O João babava ao admirar o
desfile sensual das meninas em seus trajes de banho.
Pois muito bem! A última
empresa que ali explorou o ponto tinha o nome de fantasia de Bar Fragatas.
Espalhando mesas e cadeiras na calçada larga, ganhou o apelido jocoso de
Queima-Filme, já que os beberrões ficavam expostos aos olhares dos passantes.
Numa certa manhã, há alguns
meses, encontrei o bar fechado, já sem os letreiros. Minha mulher, preocupada,
ligou para a casa do Zé e falou com sua esposa, Agostinha, que ficou até mesmo
envergonhada de dizer o montante da dívida que os ex-donos do Fragatas tinham
com eles. Há muito não pagavam o aluguel e foram despejados, por ordem
judicial.
O local, daí a alguns dias,
entrou em obras. Terminados os trabalhos, abriram-se as portas de mais uma
farmácia de uma rede da cidade. E, o pior, sem nenhum charme, sem nenhum
trabalho mais elaborado de arquitetura de interiores que atraia, pelo menos, os
olhares dos passantes. A farmácia é feia como purgante para matar lombriga,
como a rasgadura da lanceta em postema de bicheira. Eu lá não entro.

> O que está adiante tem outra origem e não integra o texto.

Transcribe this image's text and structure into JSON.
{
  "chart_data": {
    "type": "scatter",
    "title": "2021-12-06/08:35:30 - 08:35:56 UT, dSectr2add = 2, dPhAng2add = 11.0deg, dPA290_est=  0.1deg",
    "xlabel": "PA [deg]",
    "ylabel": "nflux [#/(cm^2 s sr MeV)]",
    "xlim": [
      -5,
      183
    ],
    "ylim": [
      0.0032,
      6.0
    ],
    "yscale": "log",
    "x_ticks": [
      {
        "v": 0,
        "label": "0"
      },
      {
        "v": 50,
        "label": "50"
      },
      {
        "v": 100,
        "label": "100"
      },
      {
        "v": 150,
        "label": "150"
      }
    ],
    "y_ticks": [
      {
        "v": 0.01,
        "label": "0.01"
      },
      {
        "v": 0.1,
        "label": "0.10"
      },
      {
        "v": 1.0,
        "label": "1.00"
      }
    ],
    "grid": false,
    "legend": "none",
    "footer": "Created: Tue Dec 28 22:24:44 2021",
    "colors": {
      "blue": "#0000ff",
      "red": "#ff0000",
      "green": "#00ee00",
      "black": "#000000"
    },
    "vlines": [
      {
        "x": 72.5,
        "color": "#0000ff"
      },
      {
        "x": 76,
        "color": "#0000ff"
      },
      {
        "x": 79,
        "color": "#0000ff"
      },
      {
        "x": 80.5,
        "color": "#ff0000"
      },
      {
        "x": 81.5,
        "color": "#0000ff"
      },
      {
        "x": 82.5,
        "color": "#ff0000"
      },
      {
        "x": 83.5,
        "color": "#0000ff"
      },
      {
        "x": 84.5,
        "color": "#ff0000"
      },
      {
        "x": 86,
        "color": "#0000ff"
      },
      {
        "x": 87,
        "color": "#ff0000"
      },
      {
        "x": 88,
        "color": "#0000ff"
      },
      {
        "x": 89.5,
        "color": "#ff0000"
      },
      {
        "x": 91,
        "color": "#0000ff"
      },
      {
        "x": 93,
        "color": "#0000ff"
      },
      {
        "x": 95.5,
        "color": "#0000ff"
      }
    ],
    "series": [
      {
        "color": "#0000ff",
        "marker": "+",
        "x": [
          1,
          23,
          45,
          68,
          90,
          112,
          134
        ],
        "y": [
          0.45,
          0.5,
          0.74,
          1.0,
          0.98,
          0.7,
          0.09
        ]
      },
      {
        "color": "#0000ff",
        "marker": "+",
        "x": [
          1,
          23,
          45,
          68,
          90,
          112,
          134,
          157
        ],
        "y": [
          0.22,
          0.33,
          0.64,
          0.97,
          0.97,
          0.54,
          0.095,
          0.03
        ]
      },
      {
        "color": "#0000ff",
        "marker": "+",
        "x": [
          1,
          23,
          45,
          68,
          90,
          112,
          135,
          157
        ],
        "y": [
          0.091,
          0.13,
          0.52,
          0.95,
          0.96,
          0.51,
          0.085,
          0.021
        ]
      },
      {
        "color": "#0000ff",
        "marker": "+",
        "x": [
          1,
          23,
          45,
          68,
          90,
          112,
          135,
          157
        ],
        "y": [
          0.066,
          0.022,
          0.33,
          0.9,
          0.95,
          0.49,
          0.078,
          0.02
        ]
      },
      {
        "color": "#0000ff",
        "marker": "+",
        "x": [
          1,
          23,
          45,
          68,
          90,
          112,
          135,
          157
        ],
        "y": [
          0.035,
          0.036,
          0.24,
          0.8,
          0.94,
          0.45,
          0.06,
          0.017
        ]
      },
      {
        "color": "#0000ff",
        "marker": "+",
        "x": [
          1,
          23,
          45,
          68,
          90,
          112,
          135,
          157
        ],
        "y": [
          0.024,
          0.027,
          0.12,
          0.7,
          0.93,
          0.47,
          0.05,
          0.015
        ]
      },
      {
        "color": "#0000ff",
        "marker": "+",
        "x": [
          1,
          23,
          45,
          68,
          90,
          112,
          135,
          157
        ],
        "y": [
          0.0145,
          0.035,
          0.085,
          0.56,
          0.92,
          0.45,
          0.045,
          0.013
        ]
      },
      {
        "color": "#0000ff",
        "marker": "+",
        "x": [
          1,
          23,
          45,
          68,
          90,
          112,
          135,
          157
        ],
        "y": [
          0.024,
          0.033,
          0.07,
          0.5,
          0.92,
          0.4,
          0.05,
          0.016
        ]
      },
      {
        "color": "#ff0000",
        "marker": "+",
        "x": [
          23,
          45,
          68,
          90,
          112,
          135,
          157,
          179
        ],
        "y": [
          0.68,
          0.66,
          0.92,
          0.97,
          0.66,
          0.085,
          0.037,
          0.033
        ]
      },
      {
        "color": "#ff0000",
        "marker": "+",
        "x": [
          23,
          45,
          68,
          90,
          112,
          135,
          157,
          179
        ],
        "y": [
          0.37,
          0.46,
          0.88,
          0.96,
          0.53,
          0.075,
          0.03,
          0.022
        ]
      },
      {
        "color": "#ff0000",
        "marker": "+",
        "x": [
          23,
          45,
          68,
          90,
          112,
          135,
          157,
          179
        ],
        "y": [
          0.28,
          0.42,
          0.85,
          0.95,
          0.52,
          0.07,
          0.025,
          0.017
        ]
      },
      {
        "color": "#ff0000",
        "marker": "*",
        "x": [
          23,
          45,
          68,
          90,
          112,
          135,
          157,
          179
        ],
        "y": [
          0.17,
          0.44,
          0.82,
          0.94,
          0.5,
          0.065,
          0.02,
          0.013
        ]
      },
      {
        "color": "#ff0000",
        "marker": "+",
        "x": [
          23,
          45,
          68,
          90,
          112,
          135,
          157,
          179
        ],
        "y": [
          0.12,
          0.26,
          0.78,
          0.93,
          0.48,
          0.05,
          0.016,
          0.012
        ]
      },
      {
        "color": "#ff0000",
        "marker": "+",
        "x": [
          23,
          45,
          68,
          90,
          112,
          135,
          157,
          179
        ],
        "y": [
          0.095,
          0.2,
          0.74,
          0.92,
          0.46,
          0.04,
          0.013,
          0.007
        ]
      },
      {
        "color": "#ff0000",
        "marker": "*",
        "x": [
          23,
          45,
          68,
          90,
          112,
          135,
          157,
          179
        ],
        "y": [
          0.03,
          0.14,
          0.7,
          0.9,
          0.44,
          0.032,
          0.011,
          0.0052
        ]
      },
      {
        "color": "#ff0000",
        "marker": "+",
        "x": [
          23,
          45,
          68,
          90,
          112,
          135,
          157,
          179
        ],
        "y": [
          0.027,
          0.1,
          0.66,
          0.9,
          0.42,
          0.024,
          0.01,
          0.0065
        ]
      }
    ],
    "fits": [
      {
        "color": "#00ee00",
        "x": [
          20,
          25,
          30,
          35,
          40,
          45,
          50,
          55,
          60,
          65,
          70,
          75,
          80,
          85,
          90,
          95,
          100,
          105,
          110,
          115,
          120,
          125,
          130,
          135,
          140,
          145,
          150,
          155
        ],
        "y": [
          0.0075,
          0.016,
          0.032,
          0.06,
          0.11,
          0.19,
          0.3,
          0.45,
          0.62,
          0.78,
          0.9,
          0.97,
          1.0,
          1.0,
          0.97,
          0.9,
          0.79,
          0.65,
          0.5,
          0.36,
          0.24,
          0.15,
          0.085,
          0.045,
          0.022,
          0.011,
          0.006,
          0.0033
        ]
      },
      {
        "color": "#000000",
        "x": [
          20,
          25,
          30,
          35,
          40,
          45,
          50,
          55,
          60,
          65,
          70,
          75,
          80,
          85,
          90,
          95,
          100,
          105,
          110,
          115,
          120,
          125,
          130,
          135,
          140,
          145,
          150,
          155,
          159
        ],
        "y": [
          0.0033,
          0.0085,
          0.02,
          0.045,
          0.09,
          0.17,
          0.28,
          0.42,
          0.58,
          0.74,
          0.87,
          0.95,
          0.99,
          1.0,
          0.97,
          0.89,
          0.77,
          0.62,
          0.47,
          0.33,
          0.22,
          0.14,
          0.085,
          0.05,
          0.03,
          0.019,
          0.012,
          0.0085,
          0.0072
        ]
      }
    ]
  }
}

A esquina está um deserto! Está
morta!
Imagem em blogdopitako.com.br. |
Meu caro Saint-Clair. Que belo registro das transformações... passam as casas, passam as esquinas... mas, no dizer do Drummond, "o coração continua". Abração.
ResponderExcluirE é isso que nos salva, Elias: o coração continuar. Grande abraço!
ExcluirPois é a esquina morreu no sentido. Deixou de ser atraente e agora é horrivel. Brasília, também está morta nunca houve interação social. Diga-se de passagem que o planejamento de setores específicos afastou as pessoas do convívio e enclausurou os sentimentos. Houvi dizer que é a cidade que tem o maior número de pessoa divorciadas, não posso afirmar se é realidade.
ResponderExcluirQuanto ao seu texto, como sempre, muito bom e sempre leio com muita dedicação!
Obrigado pela leitura e pelo comentário, amigo! Abraços!